German Town to Launch Its Version of Sundance, Raindance Festivals
The "Snowdance" festival in Bavaria will kick off in January and aims to become a hotspot for local independent filmmakers.
COLOGNE, Germany - Landsberg am Lech, a small town in northern Bavaria, is hoping to become the German answer to Park City with the launch of a new, independent film fest, the Snowdance Festival.
The name is a deliberate attempt to evoke both Sundance and the London Raindance festival and the goal of Snowdance organizers is for the annual event to become a similar hot spot for local indie filmmakers. The new festival comes amid an explosion of similar independent focused fests, from Sundance London to the Sundance Institute's inaugural 4-day Summer Film Festival in Los Angeles this August.
The definition of independent film, however, is a tricky one in Europe, where even the most avant guard productions typically receive support in the form of public TV funding and state subsidies. Germany already has several "independent" film festivals that show such publicly-backed features, most prominently the Oldenburg Film Festival, now in its 20th year.

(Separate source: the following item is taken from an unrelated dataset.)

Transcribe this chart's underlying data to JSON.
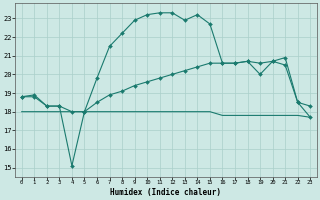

On its website, Snowdance defines independent as independent form German TV, promising to showcase around 20 feature-length productions and a further 20 short films that were not backed by one of the country's television networks.
German film star Heiner Lauterbach (Rossini) will act as patron for the Snowdance Festival, which will hold its inaugural event January 31- February 2, 2014. Thomas Bohn, an established TV director, will be the festival's art director.
A jury made up exhibitor Torben Schiller, Kurt Tykwer, film curator and historian, and father of Cloud Atlas co-director Tom Tykwer and Claudia Raeder, a representative from the Landsberg cultural department, will select the festival line up. An independent jury will judge the competing films.